The second hardware technique, vectorization, can lead to greater throughputs, but I don't think it’s quite as effective as parallelization. Since the Pentium III, all processors have had SIMD (Single Instruction Multiple Data) capabilities; you'll see these technologies with names such as SSE, SSE2, SSE3, SSSE3, SSE4, AVX, AVX2 and AVX-512 (on my i7-5930K, it’s SSE4.2, AVX 2.0). The processor is equipped with extra registers, ranging in size from 128 bits (in SSE), 256 in AVX 2.0 and up to 512 bits in AVX-512. These registers are loaded with numeric data such as ints, floats, doubles—but always the same type, no mixing ints with floats and so on. With one instruction, the processor can add, subtract, and perform trigonometric functions on all the elements in the register in one go. For example, the 256 bit registers can hold 64 x 4 byte floats. Many compilers, including GCC and Clang
, can perform auto vectorization for you, but they are pretty conservative; as with parallelization, you may need to use OpenMP
. Even though crunching numbers is the main function of your program, you may find the gains are nowhere as dramatic as with parallelization. The time spent doing computations may only be a small part of the overall execution time; doing the calculations faster won't speed it up that much.

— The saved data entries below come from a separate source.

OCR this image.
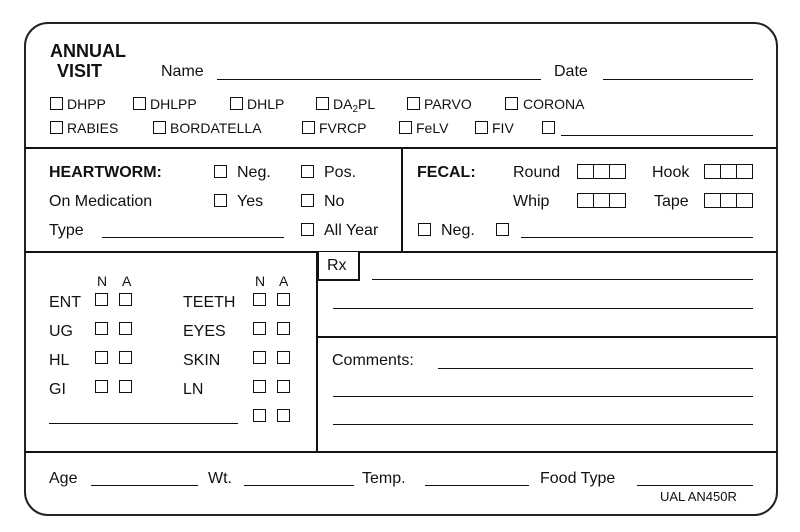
ANNUAL
VISIT	Name	Date
DHPP	DHLPP	DHLP	$DA_2PL$	PARVO	CORONA
RABIES	BORDATELLA	FVRCP	FeLV	FIV
HEARTWORM:	Neg.	Pos.
On Medication	Yes	No
Type	All Year
FECAL: Round	Hook
Whip	Tape
Neg.
N A	N A
ENT	TEETH
UG	EYES
HL	SKIN
GI	LN
Rx
Comments:
Age	Wt.	Temp.	Food Type
UAL AN450R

The workflow stages of Intel DAAL, a library for both C++ and Java, is as follows: the data is prepared and converted before being analysed, modelled, validated, and finally used to make predictions. Intel DAAL is available as part of the commercial Intel Parallel Studio, but it's also available for free
via the community edition that’s both zero-cost and royalty-free. (You don’t get any support or maintenance, of course.) Big Data may be structured or unstructured, in databases via ODBC
, or on disk; it’s very likely that it’ll be incomplete at any given time. Yes, you need to transform it into a form suitable for processing; but even after that transformation, it will still likely be too big to process in memory, so it may need to be streamed, compressed, or both. Classes
are provided for serialization/deserialization and compression/decompression. If data is missing or incomplete, you can still use Data model classes to mimic actual data. Intel DAAL provides classes that let you acquire data, in addition to filtering and normalizing it via data-source interfaces. It's then converted to a numeric representation that is held in numeric tables before being streamed from those tables to processing algorithms. After processing, the resulting data is stored in a model or numeric tables. Interfaces are provided for when you have custom or unsupported data types, and you will have to create implementation classes to handling those. There’s a comprehensive library of algorithms for statistical analysis, including machine learning as well as training and prediction classifiers. Not all algorithms support streaming or distributed processing, but all support batch, which requires the entire data set to be processed. Intel DAAL’s services component lets your program handle memory and control the number of threads, among other functions. (You can also determine versioning information for the library.
There are also free versions of Intel Math Kernel Library (Intel MKL), Intel Integrated Performance Primitives (Intel IPP) and Intel Threading Building Blocks (Intel TBB), though those are only for C++, not Java. In order to use the various algorithms, you’ll need some familiarity with statistical and machine-learning methods.